New synthetic routes to industrially interesting unsaturated products isobutene and butadiene have been established based on renewable resources. A route to crotyl alcohol, a key intermediate, was cloned for use in P. putida. By the implementation of the cascade into P. putida, enzymes degrading crotyl alcohol were identified as targets for potential knock-outs, further widening the application spectrum of the bacterium in future industrial processes. The production of isobutene and butadiene is to date mainly achieved by steam cracking. Our newly developed enzymatic routes play an important role in uncoupling production of these widely used compounds from fossil resources.
Applying a dedicated reactor setup, we found that P. putida KT2440 minimizes the large-scale induced stress stimuli to a minimum of transcriptional and metabolic burden on the cell. It does so by rapidly degrading large PHA pools under sudden glucose starvation such that intracellular ATP pools can completely recover.

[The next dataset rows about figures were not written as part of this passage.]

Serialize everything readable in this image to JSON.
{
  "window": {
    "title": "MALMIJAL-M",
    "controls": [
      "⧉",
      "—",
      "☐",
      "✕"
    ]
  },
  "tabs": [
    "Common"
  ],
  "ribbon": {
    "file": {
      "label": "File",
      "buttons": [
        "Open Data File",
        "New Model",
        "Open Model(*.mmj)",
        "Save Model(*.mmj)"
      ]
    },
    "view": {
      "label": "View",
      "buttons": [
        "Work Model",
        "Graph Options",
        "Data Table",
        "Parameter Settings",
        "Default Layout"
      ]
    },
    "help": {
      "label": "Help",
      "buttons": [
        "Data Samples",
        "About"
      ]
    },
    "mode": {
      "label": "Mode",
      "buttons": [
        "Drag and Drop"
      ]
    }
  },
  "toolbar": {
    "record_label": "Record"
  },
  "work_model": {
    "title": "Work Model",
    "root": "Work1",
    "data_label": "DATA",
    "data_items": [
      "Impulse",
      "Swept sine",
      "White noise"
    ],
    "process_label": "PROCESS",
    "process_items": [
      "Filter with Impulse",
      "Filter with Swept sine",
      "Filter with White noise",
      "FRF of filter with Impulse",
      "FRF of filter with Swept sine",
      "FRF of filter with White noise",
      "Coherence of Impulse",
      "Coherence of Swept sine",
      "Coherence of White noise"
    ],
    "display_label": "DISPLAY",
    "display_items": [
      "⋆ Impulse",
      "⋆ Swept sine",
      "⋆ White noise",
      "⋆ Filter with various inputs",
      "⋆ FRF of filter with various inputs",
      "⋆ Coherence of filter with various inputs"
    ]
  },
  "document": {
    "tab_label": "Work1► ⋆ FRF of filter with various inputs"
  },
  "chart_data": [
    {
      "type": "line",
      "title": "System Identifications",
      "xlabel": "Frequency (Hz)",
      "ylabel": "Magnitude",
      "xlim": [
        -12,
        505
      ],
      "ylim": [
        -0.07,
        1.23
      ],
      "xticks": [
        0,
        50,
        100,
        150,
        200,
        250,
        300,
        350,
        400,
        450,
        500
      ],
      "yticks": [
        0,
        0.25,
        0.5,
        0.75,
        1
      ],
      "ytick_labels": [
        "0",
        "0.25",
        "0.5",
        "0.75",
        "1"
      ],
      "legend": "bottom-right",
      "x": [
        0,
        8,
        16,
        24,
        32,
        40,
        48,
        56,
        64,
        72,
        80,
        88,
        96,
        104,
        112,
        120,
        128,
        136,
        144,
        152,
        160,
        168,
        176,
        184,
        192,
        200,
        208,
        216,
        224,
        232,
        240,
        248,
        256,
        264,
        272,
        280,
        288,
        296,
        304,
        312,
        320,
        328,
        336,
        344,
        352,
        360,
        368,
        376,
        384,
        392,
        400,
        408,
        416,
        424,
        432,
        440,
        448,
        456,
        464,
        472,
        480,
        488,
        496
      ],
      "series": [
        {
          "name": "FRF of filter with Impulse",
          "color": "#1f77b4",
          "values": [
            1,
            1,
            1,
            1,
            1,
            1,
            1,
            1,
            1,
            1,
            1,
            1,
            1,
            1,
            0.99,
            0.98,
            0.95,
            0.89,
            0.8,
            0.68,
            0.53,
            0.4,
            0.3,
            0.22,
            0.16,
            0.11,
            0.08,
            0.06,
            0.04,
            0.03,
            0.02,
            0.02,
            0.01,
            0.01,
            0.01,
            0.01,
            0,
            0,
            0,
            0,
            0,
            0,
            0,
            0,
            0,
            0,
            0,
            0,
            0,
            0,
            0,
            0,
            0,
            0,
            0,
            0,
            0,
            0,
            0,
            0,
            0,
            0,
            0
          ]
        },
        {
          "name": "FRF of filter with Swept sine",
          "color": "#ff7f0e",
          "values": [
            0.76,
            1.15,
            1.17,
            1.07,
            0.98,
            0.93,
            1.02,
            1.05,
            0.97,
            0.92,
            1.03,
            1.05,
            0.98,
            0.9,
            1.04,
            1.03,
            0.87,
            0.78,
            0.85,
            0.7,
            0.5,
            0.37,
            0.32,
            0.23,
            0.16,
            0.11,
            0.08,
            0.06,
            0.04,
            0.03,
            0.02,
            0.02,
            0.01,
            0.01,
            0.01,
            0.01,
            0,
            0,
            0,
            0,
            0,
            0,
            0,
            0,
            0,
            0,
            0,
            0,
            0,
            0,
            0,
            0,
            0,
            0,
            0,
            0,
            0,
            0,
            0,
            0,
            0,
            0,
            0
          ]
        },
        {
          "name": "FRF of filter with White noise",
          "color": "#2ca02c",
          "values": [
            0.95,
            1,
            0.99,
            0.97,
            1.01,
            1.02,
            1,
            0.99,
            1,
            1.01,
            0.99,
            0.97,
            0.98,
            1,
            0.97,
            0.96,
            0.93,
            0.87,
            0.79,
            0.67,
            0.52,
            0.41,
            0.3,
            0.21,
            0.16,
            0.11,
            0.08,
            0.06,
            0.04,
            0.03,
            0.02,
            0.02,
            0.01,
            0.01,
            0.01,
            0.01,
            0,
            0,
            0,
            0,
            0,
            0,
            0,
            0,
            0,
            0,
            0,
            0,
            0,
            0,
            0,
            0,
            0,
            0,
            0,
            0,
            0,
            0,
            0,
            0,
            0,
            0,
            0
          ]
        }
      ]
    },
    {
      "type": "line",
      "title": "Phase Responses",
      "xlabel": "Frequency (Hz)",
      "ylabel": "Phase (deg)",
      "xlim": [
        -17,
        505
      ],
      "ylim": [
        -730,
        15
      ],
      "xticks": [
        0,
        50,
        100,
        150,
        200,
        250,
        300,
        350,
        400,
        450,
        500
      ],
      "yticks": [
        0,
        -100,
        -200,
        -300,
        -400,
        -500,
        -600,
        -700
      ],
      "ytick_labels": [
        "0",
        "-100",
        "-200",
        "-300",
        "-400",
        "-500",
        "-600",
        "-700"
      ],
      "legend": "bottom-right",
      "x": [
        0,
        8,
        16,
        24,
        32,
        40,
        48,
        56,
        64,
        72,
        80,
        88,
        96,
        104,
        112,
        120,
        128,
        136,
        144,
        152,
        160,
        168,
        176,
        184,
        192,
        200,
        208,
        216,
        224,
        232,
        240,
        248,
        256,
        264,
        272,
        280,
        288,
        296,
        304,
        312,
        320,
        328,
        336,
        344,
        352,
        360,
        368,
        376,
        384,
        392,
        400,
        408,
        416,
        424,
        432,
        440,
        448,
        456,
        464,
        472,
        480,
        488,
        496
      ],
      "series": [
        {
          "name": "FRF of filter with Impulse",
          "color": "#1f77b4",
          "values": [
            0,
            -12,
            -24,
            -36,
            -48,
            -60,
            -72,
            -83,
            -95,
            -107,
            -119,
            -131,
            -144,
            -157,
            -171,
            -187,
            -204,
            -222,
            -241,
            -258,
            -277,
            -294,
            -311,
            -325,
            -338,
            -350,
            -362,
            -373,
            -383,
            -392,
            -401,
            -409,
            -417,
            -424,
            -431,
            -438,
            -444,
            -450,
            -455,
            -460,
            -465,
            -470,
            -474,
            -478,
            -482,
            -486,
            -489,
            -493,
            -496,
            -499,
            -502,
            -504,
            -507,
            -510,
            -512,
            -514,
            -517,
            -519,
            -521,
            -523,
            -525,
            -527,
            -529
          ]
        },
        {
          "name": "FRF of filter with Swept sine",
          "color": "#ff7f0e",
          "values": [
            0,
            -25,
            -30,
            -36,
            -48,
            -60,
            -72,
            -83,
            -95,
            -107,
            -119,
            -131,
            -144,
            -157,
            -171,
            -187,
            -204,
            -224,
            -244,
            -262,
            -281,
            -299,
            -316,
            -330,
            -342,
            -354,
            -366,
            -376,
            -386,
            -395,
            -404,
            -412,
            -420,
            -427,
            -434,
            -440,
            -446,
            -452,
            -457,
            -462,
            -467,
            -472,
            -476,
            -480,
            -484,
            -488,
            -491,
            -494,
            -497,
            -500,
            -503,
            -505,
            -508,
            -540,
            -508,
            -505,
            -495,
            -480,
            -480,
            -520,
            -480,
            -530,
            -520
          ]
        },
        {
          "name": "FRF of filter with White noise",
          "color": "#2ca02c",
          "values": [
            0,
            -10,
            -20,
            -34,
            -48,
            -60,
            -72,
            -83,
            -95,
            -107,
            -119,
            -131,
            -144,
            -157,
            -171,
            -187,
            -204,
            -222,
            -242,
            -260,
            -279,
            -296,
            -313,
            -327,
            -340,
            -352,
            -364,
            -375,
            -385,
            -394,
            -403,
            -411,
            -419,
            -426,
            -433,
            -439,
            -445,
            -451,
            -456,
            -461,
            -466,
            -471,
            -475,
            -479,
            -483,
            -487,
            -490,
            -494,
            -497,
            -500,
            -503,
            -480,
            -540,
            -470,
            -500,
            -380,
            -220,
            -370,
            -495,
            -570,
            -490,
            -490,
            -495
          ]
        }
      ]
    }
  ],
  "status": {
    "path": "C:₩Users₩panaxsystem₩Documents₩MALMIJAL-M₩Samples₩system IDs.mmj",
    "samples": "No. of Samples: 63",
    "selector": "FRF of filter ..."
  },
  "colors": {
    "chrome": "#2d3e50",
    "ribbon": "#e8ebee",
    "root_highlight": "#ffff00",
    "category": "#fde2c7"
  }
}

Furthermore, process development for isobutanol production continued identifying intracellular NADPH shortage as a key limiting step hampering further performance improvements.
Despite successful enzyme engineering of LinD (linalol dehydratase-isomerase) catalyzing the reaction of crotyl alcohol to butadiene, producing butadiene from glucose in P. putida KT2440 was not successful yet which prevented any bioprocess development. Also, for isobutene no production strain could be established. For tabtoxin, although its heterologous production could be successfully shown in P. putida, titers were below the threshold that would justify further bioprocess development. The biosynthetic route to methacrylates was established in P. putida KT2440., with the resulting strain being able to produce methacrylates from glucose.

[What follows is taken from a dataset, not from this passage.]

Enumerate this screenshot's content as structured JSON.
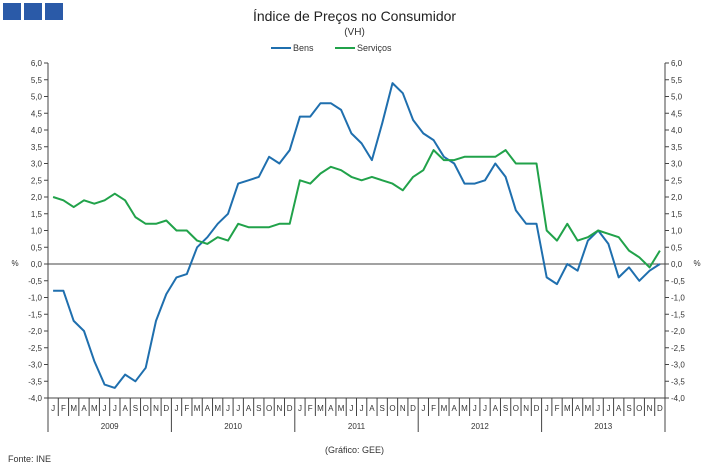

A data management strategy was developed and implemented in the project to ensure findability, accessibility, interoperabiity and reproducibility (FAIR) of Data, Operation procedure and models (DOM). Furthermore, a series of activities geared at increasing awareness and dealing with biosafety were implemented. Through dissemination and training, EmPowerPutida engaged with society at large and including all its activities in a wider setting than that of industrial biotechnology only. Indeed, we are highly conscious that the rise of synthetic biology has raised great concern, and for this reason we are undertaking different actions to publicize what SynBio really is and what contributions can make to society.
The game-changing innovations brought in – in particular the uncoupling of ATP-synthesis and production from growth - will provide strong versatility, enhanced efficiency and efficacy to the production processes, thereby overcoming current bottlenecks, matching market needs and fostering high-level research growth and development. The technological and market potential of EmPowerPutida concept is very substantial. The achievement of objectives and exploitation of technologies will not only provide a high impact in the partners of the consortium but also, and more drastically, contribute to boost the global competitiveness of the European industries (reduction of the cost of chemicals and environmental benefits) and to create new economic opportunities. More specifically, the impact on the EU industrial competitiveness can be derived from the added value of the EmPowerPutida to the chemical industry. In the short term period after project completion, EU industry will benefit from the bio-production capacity of the targeted chemicals using novel new-to-nature route starting from renewable glucose sources –overcoming price fluctuation caused by temporal shortages of the established cracker products based on crude oil.